Solving Trig Substitutions: Getting from 1st Line to 2nd

[KoGs]

Yeah I know this is pretty basic, but I just can't think of it right now.

The slope of the wire is tan(theta) = y' = dy/dx
which yields sin(theta) = y' / sqrt (1 + y'^2)

How do you get from the first line to the second one?



this is what I I have done:
x^2 + y^2 = 1
cos^2(theta) + sin^2(theta) = 1
so cos^2(theta) = 1 - sin^2(theta)
so cos(theta) = sqrt (1 - y^2).

And
tan(theta) = sin(theta) / cos (theta).
So using tan(theta) = y' = dy/dx
sin(theta) / cos (theta) = y'.
sin(theta) = y' cos(theta)
plugging in what we got for cos earlier
sin(theta) = y' [sqrt (1 - y^2)]
now I am stuck.


I am just using this example to try and figure out how to do it. I actually want it in the form cos(theta) = something * x'.

 

[topsquark]

Yeah I know this is pretty basic, but I just can't think of it right now.

The slope of the wire is tan(theta) = y' = dy/dx
which yields sin(theta) = y' / sqrt (1 + y'^2)

How do you get from the first line to the second one?



this is what I I have done:
x^2 + y^2 = 1
cos^2(theta) + sin^2(theta) = 1
so cos^2(theta) = 1 - sin^2(theta)
so cos(theta) = sqrt (1 - y^2).

And
tan(theta) = sin(theta) / cos (theta).
So using tan(theta) = y' = dy/dx
sin(theta) / cos (theta) = y'.
sin(theta) = y' cos(theta)
plugging in what we got for cos earlier
sin(theta) = y' [sqrt (1 - y^2)]
now I am stuck.


I am just using this example to try and figure out how to do it.
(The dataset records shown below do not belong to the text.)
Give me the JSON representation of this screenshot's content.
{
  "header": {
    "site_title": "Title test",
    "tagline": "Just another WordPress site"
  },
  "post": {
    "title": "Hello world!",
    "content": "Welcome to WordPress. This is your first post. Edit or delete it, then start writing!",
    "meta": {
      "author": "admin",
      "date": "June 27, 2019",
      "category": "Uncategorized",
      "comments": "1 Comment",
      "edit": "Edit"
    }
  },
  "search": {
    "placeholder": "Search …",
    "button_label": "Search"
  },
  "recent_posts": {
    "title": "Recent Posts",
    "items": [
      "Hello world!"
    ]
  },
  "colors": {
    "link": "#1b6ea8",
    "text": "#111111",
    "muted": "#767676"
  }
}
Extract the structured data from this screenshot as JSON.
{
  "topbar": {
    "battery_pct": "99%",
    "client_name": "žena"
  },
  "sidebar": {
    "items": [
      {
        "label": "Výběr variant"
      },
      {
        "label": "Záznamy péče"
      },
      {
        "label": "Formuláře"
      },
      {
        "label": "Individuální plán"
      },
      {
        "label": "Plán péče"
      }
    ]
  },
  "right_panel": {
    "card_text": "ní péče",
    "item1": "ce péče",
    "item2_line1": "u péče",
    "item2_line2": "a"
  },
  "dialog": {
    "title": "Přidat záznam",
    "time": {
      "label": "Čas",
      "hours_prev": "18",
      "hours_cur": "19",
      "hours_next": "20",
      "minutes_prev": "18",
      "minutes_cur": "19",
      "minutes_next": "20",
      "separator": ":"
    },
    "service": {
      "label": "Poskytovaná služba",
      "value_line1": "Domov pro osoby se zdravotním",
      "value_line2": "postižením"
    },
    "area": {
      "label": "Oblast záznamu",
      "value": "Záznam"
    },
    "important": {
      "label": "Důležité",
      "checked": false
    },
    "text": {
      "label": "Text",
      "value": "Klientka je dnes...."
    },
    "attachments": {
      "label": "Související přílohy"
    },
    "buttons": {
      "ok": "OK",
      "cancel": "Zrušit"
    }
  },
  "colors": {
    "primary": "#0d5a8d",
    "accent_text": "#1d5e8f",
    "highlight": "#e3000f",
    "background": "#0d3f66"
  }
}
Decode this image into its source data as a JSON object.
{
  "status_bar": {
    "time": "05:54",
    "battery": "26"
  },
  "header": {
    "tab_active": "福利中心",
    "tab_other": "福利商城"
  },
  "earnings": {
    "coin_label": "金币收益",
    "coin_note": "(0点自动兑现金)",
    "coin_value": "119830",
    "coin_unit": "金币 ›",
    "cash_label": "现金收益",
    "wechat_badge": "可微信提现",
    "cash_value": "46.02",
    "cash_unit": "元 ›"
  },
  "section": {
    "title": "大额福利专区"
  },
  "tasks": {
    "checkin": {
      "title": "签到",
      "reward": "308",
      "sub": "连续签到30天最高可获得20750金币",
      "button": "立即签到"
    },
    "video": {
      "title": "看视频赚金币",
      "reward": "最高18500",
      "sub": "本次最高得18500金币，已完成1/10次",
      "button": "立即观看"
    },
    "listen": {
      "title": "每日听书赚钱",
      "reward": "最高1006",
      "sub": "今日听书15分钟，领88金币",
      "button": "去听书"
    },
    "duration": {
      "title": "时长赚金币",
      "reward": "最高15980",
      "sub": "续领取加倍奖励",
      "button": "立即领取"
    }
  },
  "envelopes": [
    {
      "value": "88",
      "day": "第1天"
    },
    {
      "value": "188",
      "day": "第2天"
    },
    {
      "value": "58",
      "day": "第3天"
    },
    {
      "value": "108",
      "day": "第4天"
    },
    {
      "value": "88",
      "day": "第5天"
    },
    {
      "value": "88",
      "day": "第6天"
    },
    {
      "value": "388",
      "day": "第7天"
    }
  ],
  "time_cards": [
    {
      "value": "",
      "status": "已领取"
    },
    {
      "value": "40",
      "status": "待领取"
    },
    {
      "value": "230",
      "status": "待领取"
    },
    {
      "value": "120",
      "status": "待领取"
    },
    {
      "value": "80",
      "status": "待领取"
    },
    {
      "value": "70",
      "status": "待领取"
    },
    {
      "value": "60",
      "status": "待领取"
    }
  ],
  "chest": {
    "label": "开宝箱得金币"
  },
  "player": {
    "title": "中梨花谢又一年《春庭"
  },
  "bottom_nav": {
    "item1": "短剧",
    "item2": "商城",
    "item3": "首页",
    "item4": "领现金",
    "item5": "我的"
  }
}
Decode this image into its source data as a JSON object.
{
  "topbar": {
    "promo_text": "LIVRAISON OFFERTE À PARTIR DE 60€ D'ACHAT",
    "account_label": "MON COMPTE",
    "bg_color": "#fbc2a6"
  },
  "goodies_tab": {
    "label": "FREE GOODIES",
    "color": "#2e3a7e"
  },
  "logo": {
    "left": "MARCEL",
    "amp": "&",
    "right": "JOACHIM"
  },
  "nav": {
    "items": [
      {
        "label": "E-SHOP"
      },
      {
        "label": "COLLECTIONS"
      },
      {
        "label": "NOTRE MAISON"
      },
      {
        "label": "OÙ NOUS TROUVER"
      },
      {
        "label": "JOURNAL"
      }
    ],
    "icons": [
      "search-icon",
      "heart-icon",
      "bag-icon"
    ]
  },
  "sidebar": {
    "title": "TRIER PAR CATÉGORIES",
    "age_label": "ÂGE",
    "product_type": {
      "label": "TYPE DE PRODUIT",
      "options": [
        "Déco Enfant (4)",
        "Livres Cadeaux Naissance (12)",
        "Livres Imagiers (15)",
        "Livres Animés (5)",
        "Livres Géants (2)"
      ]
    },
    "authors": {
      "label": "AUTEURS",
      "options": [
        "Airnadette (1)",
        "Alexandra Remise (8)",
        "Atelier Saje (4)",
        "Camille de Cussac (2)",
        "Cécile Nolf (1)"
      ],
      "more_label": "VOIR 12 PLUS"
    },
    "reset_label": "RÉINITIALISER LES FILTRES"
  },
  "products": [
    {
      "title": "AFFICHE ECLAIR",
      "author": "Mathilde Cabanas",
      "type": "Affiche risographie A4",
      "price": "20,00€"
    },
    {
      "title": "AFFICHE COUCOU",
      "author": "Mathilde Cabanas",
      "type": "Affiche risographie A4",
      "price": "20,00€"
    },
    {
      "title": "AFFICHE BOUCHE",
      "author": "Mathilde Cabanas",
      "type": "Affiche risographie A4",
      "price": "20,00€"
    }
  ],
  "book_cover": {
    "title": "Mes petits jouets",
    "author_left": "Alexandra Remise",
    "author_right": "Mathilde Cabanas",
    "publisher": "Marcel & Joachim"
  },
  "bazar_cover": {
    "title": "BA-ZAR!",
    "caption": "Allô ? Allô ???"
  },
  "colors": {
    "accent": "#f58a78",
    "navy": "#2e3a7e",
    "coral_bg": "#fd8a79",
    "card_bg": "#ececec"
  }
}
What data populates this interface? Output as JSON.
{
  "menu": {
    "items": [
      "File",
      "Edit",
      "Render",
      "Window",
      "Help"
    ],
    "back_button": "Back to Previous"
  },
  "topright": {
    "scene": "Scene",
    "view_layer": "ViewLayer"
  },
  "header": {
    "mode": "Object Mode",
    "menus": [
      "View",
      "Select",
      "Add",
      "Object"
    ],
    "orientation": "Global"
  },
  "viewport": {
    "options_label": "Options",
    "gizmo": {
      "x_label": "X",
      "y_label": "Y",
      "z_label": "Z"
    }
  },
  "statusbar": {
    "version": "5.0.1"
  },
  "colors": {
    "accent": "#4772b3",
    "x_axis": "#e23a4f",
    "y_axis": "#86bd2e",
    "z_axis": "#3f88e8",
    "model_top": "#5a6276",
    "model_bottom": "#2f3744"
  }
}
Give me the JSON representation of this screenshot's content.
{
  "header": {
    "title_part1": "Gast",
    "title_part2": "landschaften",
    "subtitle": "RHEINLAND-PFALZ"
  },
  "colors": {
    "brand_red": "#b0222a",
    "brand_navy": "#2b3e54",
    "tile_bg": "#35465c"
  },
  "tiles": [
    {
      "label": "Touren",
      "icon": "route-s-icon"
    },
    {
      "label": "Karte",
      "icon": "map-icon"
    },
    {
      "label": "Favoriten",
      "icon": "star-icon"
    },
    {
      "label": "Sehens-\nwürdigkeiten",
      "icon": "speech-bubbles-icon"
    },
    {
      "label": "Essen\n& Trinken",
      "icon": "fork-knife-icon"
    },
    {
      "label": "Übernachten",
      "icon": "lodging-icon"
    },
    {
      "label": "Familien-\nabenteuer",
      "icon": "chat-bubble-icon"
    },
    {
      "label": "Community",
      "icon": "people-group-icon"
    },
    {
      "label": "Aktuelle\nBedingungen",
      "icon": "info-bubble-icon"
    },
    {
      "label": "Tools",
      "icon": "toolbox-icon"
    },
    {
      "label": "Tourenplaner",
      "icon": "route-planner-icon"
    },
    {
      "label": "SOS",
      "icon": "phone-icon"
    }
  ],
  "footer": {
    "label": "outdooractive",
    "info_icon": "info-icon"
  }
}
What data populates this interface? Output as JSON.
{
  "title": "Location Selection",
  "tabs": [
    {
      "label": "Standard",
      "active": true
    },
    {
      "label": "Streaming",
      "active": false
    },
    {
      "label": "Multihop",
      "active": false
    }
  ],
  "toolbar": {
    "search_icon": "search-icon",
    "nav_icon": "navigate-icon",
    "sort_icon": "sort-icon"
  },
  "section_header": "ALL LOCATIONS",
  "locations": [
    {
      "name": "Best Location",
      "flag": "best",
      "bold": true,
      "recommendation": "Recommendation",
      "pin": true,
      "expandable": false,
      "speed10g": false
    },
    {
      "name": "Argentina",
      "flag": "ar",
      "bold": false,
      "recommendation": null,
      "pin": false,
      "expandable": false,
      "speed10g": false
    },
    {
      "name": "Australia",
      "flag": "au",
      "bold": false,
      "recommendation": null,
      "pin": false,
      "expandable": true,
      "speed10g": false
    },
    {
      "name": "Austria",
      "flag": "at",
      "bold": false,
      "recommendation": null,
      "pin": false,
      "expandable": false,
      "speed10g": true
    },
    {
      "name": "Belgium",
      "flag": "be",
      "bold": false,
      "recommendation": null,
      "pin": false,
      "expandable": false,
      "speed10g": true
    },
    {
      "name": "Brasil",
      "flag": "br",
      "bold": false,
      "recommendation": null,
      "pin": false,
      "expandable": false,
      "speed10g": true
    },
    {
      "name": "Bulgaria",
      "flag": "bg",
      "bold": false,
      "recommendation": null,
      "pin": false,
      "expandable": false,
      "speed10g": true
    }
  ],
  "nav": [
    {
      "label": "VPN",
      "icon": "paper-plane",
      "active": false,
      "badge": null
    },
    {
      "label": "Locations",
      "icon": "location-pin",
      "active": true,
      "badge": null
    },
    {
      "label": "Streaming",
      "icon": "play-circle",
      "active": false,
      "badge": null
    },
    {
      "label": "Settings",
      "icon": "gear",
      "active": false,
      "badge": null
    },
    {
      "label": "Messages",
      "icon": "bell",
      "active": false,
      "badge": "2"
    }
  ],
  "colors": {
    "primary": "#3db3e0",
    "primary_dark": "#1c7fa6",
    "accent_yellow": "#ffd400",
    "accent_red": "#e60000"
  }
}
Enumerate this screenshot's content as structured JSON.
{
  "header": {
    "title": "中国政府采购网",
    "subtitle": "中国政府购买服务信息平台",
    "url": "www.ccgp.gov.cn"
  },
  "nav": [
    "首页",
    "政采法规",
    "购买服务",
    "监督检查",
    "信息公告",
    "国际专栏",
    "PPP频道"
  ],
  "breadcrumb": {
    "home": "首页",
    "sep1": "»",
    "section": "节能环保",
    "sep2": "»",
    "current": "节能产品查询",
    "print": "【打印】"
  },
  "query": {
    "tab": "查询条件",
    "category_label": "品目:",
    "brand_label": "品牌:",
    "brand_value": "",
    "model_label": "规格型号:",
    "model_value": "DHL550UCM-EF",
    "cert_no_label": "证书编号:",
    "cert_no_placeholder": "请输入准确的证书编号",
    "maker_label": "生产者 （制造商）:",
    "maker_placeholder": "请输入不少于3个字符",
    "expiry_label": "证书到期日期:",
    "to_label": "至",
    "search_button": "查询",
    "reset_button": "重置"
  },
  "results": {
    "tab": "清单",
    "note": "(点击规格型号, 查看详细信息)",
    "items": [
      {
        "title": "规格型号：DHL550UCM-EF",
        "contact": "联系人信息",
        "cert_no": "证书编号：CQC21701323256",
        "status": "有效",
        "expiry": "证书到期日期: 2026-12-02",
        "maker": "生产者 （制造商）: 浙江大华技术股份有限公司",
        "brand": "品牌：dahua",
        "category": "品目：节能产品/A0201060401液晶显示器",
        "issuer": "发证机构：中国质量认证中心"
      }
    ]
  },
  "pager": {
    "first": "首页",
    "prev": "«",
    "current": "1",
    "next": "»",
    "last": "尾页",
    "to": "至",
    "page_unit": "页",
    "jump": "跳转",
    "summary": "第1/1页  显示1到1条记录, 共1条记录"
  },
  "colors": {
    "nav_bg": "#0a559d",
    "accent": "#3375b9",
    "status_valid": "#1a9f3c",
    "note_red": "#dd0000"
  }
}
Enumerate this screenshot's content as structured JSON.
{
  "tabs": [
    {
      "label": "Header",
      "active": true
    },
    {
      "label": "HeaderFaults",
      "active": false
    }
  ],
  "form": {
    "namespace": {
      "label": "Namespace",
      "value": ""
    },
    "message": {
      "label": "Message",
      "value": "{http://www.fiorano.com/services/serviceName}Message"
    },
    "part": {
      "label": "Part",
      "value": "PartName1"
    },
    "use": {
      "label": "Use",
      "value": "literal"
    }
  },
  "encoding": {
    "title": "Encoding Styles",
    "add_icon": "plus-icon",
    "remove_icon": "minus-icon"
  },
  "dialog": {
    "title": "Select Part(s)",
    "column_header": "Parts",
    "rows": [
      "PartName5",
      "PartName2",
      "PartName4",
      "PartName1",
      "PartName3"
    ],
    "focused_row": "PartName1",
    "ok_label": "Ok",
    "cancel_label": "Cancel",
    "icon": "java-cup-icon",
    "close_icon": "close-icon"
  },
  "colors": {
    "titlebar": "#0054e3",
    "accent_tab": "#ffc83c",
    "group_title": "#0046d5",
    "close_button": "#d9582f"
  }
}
I actually want it in the form cos(theta) = something * x'.

sin(theta) = y' cos(theta)

Recall that sec(theta)=1/cos(theta). What's the relationship between tan^2 and sec^2?

-Dan

 

[KoGs]

BAM. I think I got it.

1 + tan^2 = sec^2
sec = sqrt (1 + tan^2)
sec = 1/cos
so sin * sqrt (1 + tan^2) = y'
so sin = y' / sqrt (1 + tan^2) , and tan = y'
so sin = y' / sqrt (1 + y'^2)

Thx for your help.